— Par Jean-Robert Léonidas, écrivain haïtien. —
« Lorsque les philosophes n’ont plus rien à dire,
il est excusable de se tourner vers le babillement des oiseaux
et le lointain balancement des astres. »
Marguerite Yourcenar
Mesdames, Messieurs,
Dans le processus complexe de la croissance de l’homme et de son évolution comme animal social, un fait extraordinaire a pris naissance et a accompagné l’homme dans son turbulent trajet existentiel. C’est le langage. Il est moyen de communication dans sa forme la plus directe et la plus personnelle. En cette fin de siècle qui est aussi un terminus de millénaire, en cette époque où la terre est devenue un cybermonde, où les avenues de la communication sont devenues de vertigineuses autoroutes, à cette croisée des super-highways, il est bon de faire escale, de revenir aux idées simples, de réfléchir sur la première forme de la communication de l’homme : le langage. Les langues naissent grandissent et meurent. Il en existe des centaines sur la planète. Haïti se trouve dans une situation spéciale en ce sens qu’elle se nourrit de deux langues et entretient des rapports bien définis avec elles. Je me permets donc de plancher ce soir sur le sujet. Il s’agit du bilinguisme français/créole que les spécialistes préfèrent appeler diglossie avec raison. Il s’agit donc de parole, d’écriture et de littérature. Un domaine un peu relaxe peut-être. Un tant soit peu ludique même, encore que les professionnels des mots rueraient dans les brancards à m’entendre parler sur un tel registre. La démarche est en tout cas thérapeutique, car notre présence ici, chers confrères, est déjà la preuve tangible qu’il existe quelque part une certaine maladie dont il faut guérir, ne serait-ce qu’en nous-mêmes.

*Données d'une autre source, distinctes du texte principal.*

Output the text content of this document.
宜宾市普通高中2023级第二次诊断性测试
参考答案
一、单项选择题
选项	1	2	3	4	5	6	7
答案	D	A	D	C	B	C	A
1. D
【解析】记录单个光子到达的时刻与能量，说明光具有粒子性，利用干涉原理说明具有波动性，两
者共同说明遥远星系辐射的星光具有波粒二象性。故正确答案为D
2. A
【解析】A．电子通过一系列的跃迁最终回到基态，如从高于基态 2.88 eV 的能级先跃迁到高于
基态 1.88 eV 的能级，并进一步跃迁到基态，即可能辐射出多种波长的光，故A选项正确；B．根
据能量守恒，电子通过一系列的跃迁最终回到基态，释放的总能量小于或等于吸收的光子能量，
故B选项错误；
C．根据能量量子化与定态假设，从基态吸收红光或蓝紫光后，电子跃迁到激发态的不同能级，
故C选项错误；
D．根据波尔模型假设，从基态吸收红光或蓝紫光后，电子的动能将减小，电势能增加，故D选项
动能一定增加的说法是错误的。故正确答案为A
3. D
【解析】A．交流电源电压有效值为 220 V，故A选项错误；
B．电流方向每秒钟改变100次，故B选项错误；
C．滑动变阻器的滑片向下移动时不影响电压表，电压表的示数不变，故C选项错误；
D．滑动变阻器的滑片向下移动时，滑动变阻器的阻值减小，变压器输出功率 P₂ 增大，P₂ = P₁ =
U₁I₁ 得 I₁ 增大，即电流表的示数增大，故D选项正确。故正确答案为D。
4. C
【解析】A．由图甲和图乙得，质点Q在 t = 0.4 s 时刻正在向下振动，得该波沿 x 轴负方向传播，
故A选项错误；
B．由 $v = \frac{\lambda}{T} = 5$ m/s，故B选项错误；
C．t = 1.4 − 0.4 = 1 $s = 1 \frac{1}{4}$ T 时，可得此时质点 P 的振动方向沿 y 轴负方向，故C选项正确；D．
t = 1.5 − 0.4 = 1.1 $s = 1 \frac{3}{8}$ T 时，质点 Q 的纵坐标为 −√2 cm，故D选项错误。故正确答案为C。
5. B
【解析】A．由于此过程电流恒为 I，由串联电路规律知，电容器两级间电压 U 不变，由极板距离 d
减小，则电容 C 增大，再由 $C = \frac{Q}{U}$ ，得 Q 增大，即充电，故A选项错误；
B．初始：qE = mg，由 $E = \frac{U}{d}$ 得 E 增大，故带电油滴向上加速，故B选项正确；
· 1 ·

Existe-t-il chez nous une telle problématique ? Certes oui. Disons d’entrée de jeu que dans ma perspective elle est intimement liée à la question d’éducation.

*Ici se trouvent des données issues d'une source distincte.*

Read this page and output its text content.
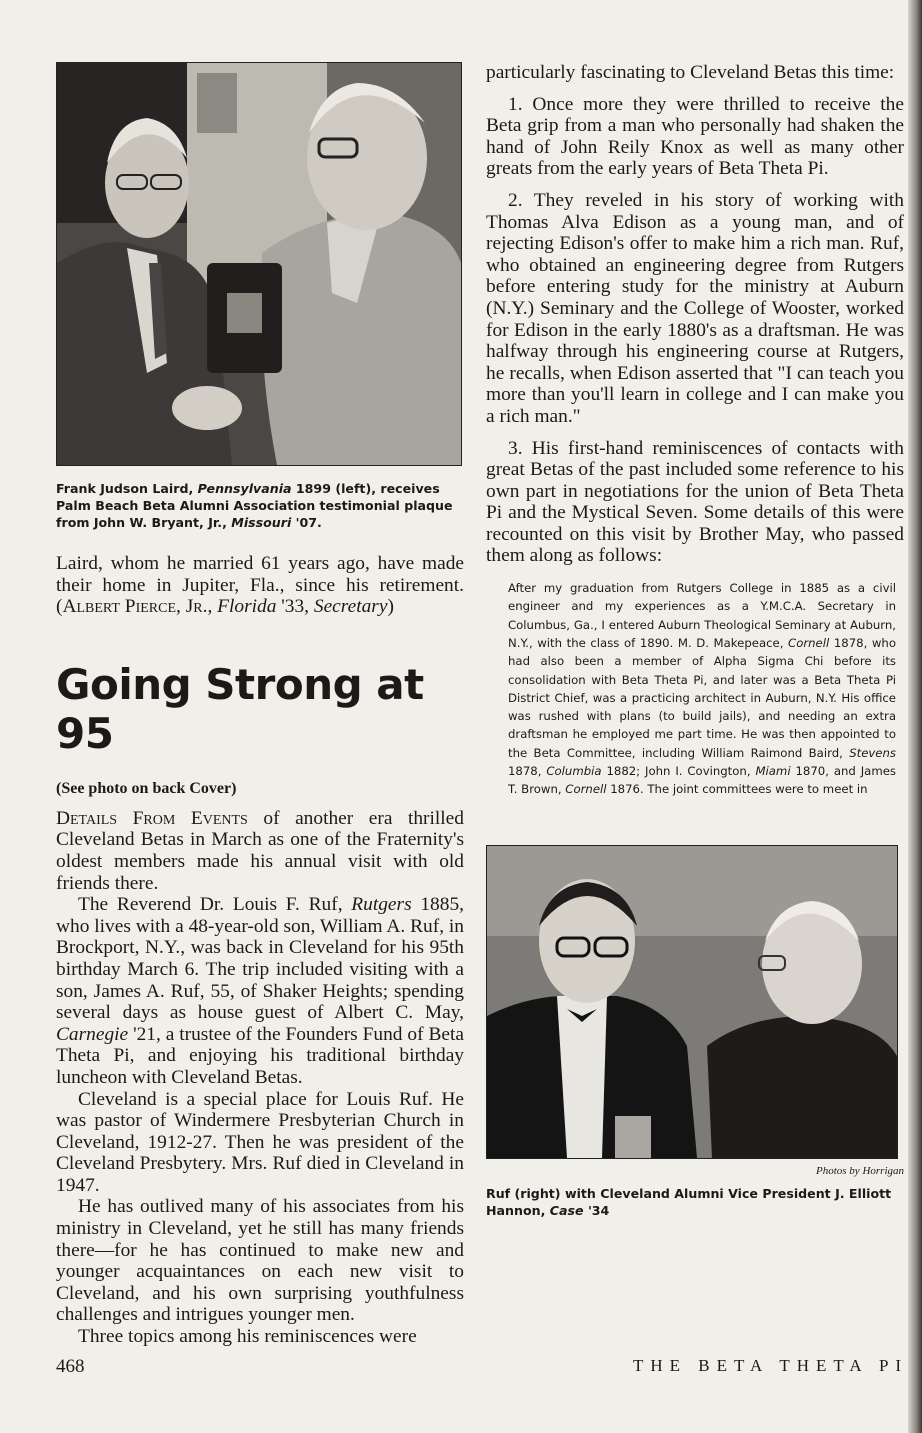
Frank Judson Laird, Pennsylvania 1899 (left), receives Palm Beach Beta Alumni Association testimonial plaque from John W. Bryant, Jr., Missouri '07.

Laird, whom he married 61 years ago, have made their home in Jupiter, Fla., since his retirement. (Albert Pierce, Jr., Florida '33, Secretary)

Going Strong at 95
(See photo on back Cover)

Details From Events of another era thrilled Cleveland Betas in March as one of the Fraternity's oldest members made his annual visit with old friends there.

The Reverend Dr. Louis F. Ruf, Rutgers 1885, who lives with a 48-year-old son, William A. Ruf, in Brockport, N.Y., was back in Cleveland for his 95th birthday March 6. The trip included visiting with a son, James A. Ruf, 55, of Shaker Heights; spending several days as house guest of Albert C. May, Carnegie '21, a trustee of the Founders Fund of Beta Theta Pi, and enjoying his traditional birthday luncheon with Cleveland Betas.

Cleveland is a special place for Louis Ruf. He was pastor of Windermere Presbyterian Church in Cleveland, 1912-27. Then he was president of the Cleveland Presbytery. Mrs. Ruf died in Cleveland in 1947.

He has outlived many of his associates from his ministry in Cleveland, yet he still has many friends there—for he has continued to make new and younger acquaintances on each new visit to Cleveland, and his own surprising youthfulness challenges and intrigues younger men.

Three topics among his reminiscences were

particularly fascinating to Cleveland Betas this time:

1. Once more they were thrilled to receive the Beta grip from a man who personally had shaken the hand of John Reily Knox as well as many other greats from the early years of Beta Theta Pi.

2. They reveled in his story of working with Thomas Alva Edison as a young man, and of rejecting Edison's offer to make him a rich man. Ruf, who obtained an engineering degree from Rutgers before entering study for the ministry at Auburn (N.Y.) Seminary and the College of Wooster, worked for Edison in the early 1880's as a draftsman. He was halfway through his engineering course at Rutgers, he recalls, when Edison asserted that "I can teach you more than you'll learn in college and I can make you a rich man."

3. His first-hand reminiscences of contacts with great Betas of the past included some reference to his own part in negotiations for the union of Beta Theta Pi and the Mystical Seven. Some details of this were recounted on this visit by Brother May, who passed them along as follows:

After my graduation from Rutgers College in 1885 as a civil engineer and my experiences as a Y.M.C.A. Secretary in Columbus, Ga., I entered Auburn Theological Seminary at Auburn, N.Y., with the class of 1890. M. D. Makepeace, Cornell 1878, who had also been a member of Alpha Sigma Chi before its consolidation with Beta Theta Pi, and later was a Beta Theta Pi District Chief, was a practicing architect in Auburn, N.Y. His office was rushed with plans (to build jails), and needing an extra draftsman he employed me part time. He was then appointed to the Beta Committee, including William Raimond Baird, Stevens 1878, Columbia 1882; John I. Covington, Miami 1870, and James T. Brown, Cornell 1876. The joint committees were to meet in

Photos by Horrigan

Ruf (right) with Cleveland Alumni Vice President J. Elliott Hannon, Case '34

468	THE BETA THETA PI
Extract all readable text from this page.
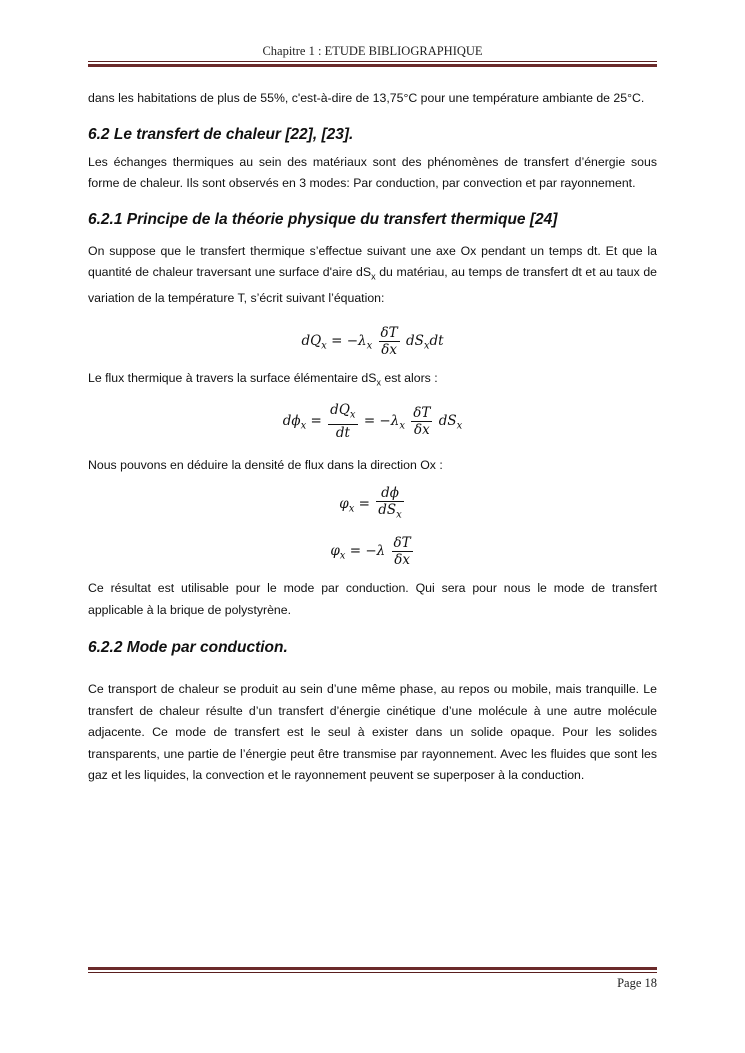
Chapitre 1 : ETUDE BIBLIOGRAPHIQUE

dans les habitations de plus de 55%, c'est-à-dire de 13,75°C pour une température ambiante de 25°C.

6.2 Le transfert de chaleur [22], [23].

Les échanges thermiques au sein des matériaux sont des phénomènes de transfert d’énergie sous forme de chaleur. Ils sont observés en 3 modes: Par conduction, par convection et par rayonnement.

6.2.1 Principe de la théorie physique du transfert thermique [24]

On suppose que le transfert thermique s’effectue suivant une axe Ox pendant un temps dt. Et que la quantité de chaleur traversant une surface d'aire $dS_x$ du matériau, au temps de transfert dt et au taux de variation de la température T, s’écrit suivant l’équation:

$dQ_x = -\lambda_x \frac{\delta T}{\delta x} dS_xdt$

Le flux thermique à travers la surface élémentaire $dS_x$ est alors :

$d\phi_x = \frac{dQ_x}{dt} = -\lambda_x \frac{\delta T}{\delta x} dS_x$

Nous pouvons en déduire la densité de flux dans la direction Ox :

$\varphi_x = \frac{d\phi}{dS_x}$
$\varphi_x = -\lambda \frac{\delta T}{\delta x}$

Ce résultat est utilisable pour le mode par conduction. Qui sera pour nous le mode de transfert applicable à la brique de polystyrène.

6.2.2 Mode par conduction.

Ce transport de chaleur se produit au sein d’une même phase, au repos ou mobile, mais tranquille. Le transfert de chaleur résulte d’un transfert d’énergie cinétique d’une molécule à une autre molécule adjacente. Ce mode de transfert est le seul à exister dans un solide opaque. Pour les solides transparents, une partie de l’énergie peut être transmise par rayonnement. Avec les fluides que sont les gaz et les liquides, la convection et le rayonnement peuvent se superposer à la conduction.

Page 18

Considérons le créole chez nous. Une première vérité de Lapalisse c’est qu’il est parlé universellement en Haïti, bien que quelques rares Haïtiens s’en défendent. Deuxième lapalissade : Il est admis qu’un fort pourcentage d’entre nous ne sait pas l’écrire et personne ne s’en défend. Au contraire, on peut même subodorer un certain enthousiasme, une étonnante fierté à accepter le fait accompli parmi ceux qui ont la chance d’avoir été éduqués en français. Paradoxal, n’est-ce pas? C’est que la portion scolarisée de notre population possède une merveilleuse capacité de s’approprier les langues étrangères: l’anglais, l’espagnol, l’italien, l’allemand. Nous pouvons déduire de cette simple analyse que, quant à la connaissance du créole, il existe ce que j’appelle un déséquilibre graphie / phonie c’est-à-dire une faille dans la compétence écrite par rapport à la compétence expressive. C’est le déséquilibre graphie / phonie du premier type. Soulignons ici une sorte de démotivation dans la volonté collective de l’élite instruite à combler ce premier type de déficit, c’est-à-dire à apprendre à lire et à écrire le créole, ce qui lui prendrait très peu de temps et, avouons-le, un effort dérisoire.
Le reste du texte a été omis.